Of over 190 starters only 45 finished. Cycling Weekly summed up the scene after the riders had finished. “Many looked like the reanimated corpses of bike riders, their skin sallow and eyes sunken; some had difficulty stringing a sentence together; all were shivering uncontrollably”. Let’s not doubt it, my friends, cycle road racing is the toughest and best of all sports. These men and women don’t have a half time or get to stop for some refreshment, unlike these pampered, pansy overpaid tennis players who have to stop after five minutes of so-called effort and have a sit-down and a glass of lemon and barley water!
Dutch woman Annemiek van Vleuten won the women’s race. She made her winning move over the Lofthouse climb only 45k into the 150k race. Not even a chase group of Great Britains’ Lizzie Deignan, Chloe Dygert (USA), Denmark’s Cecille Uttrup Ludwig, Clara Koppenberg (Germany) and the Italian duo of Elisa Long Borghini and Soraya Paladin could put a dent in Van Vleuten’s advantage. Her Dutch teammate Anna van der Breggan was also in the chase but had the luxury of sitting back and skipping turns, and ended up securing the silver medal.
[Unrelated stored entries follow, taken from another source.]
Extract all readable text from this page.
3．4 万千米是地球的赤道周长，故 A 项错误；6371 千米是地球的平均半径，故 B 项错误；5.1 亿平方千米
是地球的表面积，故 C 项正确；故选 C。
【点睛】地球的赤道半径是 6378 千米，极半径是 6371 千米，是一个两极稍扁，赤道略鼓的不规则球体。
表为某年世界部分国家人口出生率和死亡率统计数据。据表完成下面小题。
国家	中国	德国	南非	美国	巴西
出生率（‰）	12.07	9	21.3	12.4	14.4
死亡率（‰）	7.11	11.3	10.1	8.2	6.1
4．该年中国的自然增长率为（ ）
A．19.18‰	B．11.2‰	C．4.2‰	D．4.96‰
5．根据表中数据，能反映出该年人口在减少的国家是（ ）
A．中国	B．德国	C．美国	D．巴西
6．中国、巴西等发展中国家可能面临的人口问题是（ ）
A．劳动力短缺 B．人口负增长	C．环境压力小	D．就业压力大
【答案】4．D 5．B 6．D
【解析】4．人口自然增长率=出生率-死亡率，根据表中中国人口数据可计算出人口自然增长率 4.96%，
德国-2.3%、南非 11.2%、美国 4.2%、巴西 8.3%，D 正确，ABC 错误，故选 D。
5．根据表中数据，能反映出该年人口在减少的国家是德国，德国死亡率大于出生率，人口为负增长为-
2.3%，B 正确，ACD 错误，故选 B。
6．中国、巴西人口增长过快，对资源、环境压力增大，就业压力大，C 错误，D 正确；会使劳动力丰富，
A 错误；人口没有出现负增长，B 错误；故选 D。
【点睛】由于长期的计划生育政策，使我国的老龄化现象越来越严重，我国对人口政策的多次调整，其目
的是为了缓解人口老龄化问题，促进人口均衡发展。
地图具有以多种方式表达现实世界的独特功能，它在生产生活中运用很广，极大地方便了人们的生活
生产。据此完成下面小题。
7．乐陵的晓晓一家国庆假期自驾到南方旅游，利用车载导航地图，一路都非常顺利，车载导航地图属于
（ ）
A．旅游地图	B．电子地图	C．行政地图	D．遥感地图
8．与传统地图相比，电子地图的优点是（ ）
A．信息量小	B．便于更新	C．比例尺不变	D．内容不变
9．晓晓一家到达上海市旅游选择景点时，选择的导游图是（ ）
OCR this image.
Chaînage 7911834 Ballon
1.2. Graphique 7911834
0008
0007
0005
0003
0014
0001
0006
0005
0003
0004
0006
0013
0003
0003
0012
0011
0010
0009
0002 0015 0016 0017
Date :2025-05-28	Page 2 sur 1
It was wonderful to spend time in the fan zone and see fans from across the world, most of them from Europe, many Belgium and Dutch people and also fans from further away, Australia, New Zealand, Columbia, Canada and the USA. People of all ages, tiny tots on their tiny bikes may be having a go for the first time, old-timers who have done it all seen it all and been everywhere. The thrill of watching the riders out on the finishing circuit, hurtling down Pot Bank aiming at things that weren’t in their site yet but soon would be!
 While Chip and I were in a cafe having a coffee and a sandwich an older man came in, no one in there recognized him or gave him a second glance, but I did, It was Vin Denson. So I stood up to speak to him, you could see the delight on his face that someone knew who he was. Vin Denson was one of the very best domestiques back in the 1960s. He rode for Rik van Looy in the Belgium Solo Flandria team, while there an owner and DS  and also a rider from another team had been watching him, the owner was Raphael Geminiani and the rider Jaques Anquetil. They soon had him in the St Raphael team. Vin helped Anquetil to many of his wins including 5 TDFs. Anquetil moved from St Raphael to Bic, but he took Vin with him. The loyal domestiques hardly ever get to stand on the podium, working very hard for their leaders it’s they who reap all the glory and are remembered, while the domestiques are forgotten by many. Who remembers Eddy Merckx’s loyal super domestique Martin van den Bosch, not many I suppose, but I do.
The World Championships is a fantastic event; it brings cycling fans from all over the world together, many of them singing dancing and having fun.
As Chip and I walked back up the Beckwithshaw road to the crossing point, there was Vin sat quietly on his chair watching the riders go past. Across the road was the large VIP marquee, full of people eating drinking and chatting and I felt a touch of sadness, if anyone should have been in there, it should have been Vin.